@-La situazione delle pensioni in Italia continua a destare preoccupazione, per la bassa entità degli importi degli assegni pensionistici.
Le riforme degli ultimi decenni, a partire dalla riforma Dini del 1995-1996 e poi dalla riforma Fornero, hanno introdotto un sistema di calcolo contributivo che, nel lungo periodo, rischia di penalizzare fortemente i futuri pensionati. In assenza di fondi per interventi correttivi, si profila uno scenario in cui molti pensionati saranno costretti a tornare al lavoro per integrare il reddito.
Secondo i dati più recenti dell’Osservatorio statistico INPS aggiornati al 2 aprile 2025, l’importo medio lordo delle pensioni si attesta a circa 1.229 euro mensili. La situazione è più favorevole per gli uomini (1.486 euro medi) rispetto alle donne, che percepiscono poco più di 1.000 euro (1.011 euro). Questi valori, calcolati sui singoli assegni, non considerano eventuali pensioni multiple percepite da uno stesso individuo, ma indicano comunque un problema diffuso di adeguatezza economica.
Il sistema contributivo, nato per rendere sostenibile la spesa previdenziale in un contesto demografico mutato, si basa esclusivamente sui contributi versati nel corso della carriera lavorativa, che a loro volta dipendono dalla retribuzione percepita. In un mercato del lavoro sempre più caratterizzato da stipendi bassi, precarietà e lavoro irregolare, il rischio è che molti pensionati percepiscano assegni inferiori a 1.000 euro mensili. Inoltre, chi ha iniziato a versare contributi solo dopo il 31 dicembre 1995 non beneficia nemmeno dell’integrazione al trattamento minimo, aggravando ulteriormente la condizione di povertà pensionistica.
La situazione è ulteriormente complicata dalle tendenze demografiche: la popolazione pensionata è in crescita, mentre quella dei lavoratori attivi diminuisce a causa del calo della natalità. Le proiezioni ISTAT prevedono che entro il 2050 ci saranno oltre 20 milioni di pensionati a fronte di poco più di 26 milioni di occupati, un rapporto che mette a dura prova la sostenibilità del sistema a ripartizione.
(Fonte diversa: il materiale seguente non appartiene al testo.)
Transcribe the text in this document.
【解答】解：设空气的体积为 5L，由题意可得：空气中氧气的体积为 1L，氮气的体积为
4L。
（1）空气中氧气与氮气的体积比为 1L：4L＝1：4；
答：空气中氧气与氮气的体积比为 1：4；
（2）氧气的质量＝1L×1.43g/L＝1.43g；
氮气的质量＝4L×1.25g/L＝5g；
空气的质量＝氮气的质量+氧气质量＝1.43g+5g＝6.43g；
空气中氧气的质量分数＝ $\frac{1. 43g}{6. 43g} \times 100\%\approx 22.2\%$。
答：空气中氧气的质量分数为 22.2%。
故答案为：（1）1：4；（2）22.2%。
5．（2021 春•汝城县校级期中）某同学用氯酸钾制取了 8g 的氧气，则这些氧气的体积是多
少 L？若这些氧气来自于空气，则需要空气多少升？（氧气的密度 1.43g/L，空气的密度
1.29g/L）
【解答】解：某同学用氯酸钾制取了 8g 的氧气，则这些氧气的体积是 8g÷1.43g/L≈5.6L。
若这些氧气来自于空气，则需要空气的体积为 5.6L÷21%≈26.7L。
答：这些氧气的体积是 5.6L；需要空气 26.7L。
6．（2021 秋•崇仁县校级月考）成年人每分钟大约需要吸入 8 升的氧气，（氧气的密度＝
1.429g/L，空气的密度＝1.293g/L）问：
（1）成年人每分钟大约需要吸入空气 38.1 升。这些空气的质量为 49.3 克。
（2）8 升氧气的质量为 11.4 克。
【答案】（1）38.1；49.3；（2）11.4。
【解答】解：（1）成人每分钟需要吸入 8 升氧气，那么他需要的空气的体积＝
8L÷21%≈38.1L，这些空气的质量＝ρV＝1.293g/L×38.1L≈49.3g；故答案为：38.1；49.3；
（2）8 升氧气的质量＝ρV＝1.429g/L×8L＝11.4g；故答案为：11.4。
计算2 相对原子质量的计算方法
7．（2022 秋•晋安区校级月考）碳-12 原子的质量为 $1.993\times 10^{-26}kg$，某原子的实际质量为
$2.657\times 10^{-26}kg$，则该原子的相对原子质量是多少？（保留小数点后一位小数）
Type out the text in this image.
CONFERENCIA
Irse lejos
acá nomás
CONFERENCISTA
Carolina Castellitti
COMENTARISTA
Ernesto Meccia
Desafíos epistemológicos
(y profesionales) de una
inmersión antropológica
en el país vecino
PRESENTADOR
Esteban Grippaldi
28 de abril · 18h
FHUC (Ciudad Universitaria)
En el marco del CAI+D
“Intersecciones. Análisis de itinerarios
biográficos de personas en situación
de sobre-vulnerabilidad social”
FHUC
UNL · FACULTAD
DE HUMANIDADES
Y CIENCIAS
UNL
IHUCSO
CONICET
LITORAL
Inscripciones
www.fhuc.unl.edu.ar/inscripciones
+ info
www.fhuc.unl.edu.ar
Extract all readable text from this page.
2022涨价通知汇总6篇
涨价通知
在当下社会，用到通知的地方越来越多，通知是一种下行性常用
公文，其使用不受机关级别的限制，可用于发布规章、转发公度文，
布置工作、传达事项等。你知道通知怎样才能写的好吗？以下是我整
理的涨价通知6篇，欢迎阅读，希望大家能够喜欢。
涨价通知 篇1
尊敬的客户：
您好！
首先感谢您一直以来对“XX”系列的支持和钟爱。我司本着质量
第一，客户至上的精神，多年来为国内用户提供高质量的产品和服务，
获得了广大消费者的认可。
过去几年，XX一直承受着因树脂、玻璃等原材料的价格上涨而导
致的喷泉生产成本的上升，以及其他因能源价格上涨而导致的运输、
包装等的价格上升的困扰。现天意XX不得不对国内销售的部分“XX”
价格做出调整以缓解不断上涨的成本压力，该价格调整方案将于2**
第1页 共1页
La mancanza di risorse per riformare il sistema pensionistico
Nonostante il problema sia noto da tempo, le risorse economiche disponibili per una riforma strutturale del sistema pensionistico sono estremamente limitate. Il sistema contributivo, come sottolineato anche dall’ex Presidente del Consiglio Mario Draghi, è ormai irreversibile. Questo significa che non si potrà tornare indietro rispetto al calcolo basato unicamente sui contributi versati.
L’importo complessivo annuo delle pensioni erogate dall’INPS ammonta oggi a circa 254 miliardi di euro, una cifra enorme che pesa molto sul bilancio pubblico senza però tradursi in assegni pensionistici sufficienti per mantenere un tenore di vita dignitoso. La Commissione Europea ha ribadito che senza correttivi, il sistema pensionistico italiano rischia di produrre assegni troppo bassi per garantire una vecchiaia decorosa.
La previdenza complementare, ossia i fondi pensione integrativi, rappresenta un’opportunità per aumentare l’importo delle pensioni, ma attualmente coinvolge solo circa un terzo dei lavoratori. Chi avrebbe maggior bisogno di integrazione, spesso, non ha la possibilità economica di aderire a questi strumenti.
Di fronte a pensioni insufficienti per vivere dignitosamente, molti pensionati si trovano di fronte a un bivio: ridurre drasticamente le spese familiari o tornare a lavorare. La normativa vigente permette, salvo alcune eccezioni come nel caso di Quota 103, di cumulare il reddito da pensione con quello da lavoro senza penalizzazioni. In tal modo, è possibile percepire la pensione e contemporaneamente continuare a lavorare o riprendere un’attività lavorativa.
I contributi versati durante questa nuova attività lavorativa potranno addirittura dare diritto a un supplemento di pensione in futuro. Tuttavia, questa situazione rappresenta un fallimento per il sistema di welfare italiano, che dovrebbe garantire una vecchiaia serena dopo una vita di lavoro.
Il ritorno massiccio al lavoro di pensionati rischia inoltre di comprimere ulteriormente i salari e di sottrarre opportunità occupazionali ai giovani, aggravando il problema del ricambio generazionale nel mercato del lavoro e alimentando un circolo vizioso di precarietà e basso reddito.